Game-Theoretic Co-Evolution for LLM-Based Heuristic Discovery
This addresses the issue of overfitting and poor generalization in heuristic discovery for combinatorial optimization, offering a novel approach to enhance robustness under distributional shifts.
The paper tackled the problem of static evaluation in automatic heuristic discovery (AHD) by proposing Algorithm Space Response Oracles (ASRO), a game-theoretic framework that reframes heuristic discovery as co-evolution between solver and instance generator, resulting in substantially improved generalization and robustness across multiple combinatorial optimization domains compared to static-training baselines.
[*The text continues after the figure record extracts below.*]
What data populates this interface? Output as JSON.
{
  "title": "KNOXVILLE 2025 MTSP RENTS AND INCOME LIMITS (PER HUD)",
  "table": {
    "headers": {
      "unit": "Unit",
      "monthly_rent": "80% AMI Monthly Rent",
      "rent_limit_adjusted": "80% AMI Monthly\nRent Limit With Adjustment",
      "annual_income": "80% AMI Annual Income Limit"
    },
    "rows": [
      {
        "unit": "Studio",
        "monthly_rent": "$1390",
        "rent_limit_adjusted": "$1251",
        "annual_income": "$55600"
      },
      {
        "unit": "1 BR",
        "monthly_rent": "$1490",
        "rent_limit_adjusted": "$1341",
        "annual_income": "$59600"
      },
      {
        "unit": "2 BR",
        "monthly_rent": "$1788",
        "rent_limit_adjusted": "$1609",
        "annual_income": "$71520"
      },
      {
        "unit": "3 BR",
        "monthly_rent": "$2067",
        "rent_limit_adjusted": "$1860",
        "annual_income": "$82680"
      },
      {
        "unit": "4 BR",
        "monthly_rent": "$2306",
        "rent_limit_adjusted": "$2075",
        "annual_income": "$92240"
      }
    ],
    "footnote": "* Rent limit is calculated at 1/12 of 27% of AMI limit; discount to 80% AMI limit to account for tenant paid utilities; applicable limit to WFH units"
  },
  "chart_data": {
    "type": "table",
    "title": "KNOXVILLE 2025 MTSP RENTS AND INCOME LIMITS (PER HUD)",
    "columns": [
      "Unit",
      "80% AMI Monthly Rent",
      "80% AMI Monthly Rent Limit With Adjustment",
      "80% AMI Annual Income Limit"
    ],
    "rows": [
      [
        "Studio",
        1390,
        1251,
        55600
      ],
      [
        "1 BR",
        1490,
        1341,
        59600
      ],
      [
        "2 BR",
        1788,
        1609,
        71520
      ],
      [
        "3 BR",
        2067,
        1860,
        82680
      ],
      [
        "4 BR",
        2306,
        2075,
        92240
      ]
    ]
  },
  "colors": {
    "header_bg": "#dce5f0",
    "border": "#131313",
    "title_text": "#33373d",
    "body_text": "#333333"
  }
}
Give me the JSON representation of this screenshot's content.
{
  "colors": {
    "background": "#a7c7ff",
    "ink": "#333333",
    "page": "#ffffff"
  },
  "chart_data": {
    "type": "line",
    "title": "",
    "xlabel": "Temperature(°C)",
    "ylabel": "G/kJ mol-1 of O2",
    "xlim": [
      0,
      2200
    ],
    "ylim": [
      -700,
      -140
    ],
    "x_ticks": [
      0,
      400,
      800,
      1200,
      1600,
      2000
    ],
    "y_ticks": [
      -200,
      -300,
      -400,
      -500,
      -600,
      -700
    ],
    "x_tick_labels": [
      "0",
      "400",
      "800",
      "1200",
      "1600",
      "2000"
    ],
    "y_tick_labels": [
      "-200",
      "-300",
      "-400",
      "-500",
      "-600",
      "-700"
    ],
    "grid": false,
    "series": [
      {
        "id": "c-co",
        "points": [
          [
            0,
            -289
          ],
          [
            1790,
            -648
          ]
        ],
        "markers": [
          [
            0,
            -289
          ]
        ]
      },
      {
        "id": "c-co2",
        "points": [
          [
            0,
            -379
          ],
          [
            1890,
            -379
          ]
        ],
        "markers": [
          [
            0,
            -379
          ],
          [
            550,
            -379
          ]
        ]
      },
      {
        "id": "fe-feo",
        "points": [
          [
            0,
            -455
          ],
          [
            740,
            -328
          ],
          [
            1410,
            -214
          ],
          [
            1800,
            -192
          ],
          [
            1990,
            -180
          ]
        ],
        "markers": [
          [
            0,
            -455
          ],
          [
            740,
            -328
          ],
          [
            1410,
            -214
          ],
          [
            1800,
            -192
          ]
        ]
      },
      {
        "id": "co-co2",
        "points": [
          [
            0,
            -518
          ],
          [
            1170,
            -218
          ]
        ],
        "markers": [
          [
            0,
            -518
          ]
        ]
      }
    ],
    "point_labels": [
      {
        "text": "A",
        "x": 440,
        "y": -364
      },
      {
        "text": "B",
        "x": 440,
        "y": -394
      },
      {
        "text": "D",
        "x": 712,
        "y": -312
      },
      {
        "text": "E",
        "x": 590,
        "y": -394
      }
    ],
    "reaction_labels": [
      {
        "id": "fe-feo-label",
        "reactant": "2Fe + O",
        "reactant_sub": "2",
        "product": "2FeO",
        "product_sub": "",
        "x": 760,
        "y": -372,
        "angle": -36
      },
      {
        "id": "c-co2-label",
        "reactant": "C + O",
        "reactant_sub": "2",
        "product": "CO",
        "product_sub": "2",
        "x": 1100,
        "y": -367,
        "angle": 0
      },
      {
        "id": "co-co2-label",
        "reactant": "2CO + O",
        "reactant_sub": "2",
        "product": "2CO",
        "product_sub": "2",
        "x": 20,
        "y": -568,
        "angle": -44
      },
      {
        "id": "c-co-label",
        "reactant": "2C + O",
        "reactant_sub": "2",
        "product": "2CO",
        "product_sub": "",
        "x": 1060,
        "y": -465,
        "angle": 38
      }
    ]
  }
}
Large language models (LLMs) have enabled rapid progress in automatic heuristic discovery (AHD), yet most existing methods are predominantly limited by static evaluation against fixed instance distributions, leading to potential overfitting and poor generalization under distributional shifts. We propose Algorithm Space Response Oracles (ASRO), a game-theoretic framework that reframes heuristic discovery as a program level co-evolution between solver and instance generator. ASRO models their interaction as a two-player zero-sum game, maintains growing strategy pools on both sides, and iteratively expands them via LLM-based best-response oracles against mixed opponent meta-strategies, thereby replacing static evaluation with an adaptive, self-generated curriculum. Across multiple combinatorial optimization domains, ASRO consistently outperforms static-training AHD baselines built on the same program search mechanisms, achieving substantially improved generalization and robustness on diverse and out-of-distribution instances.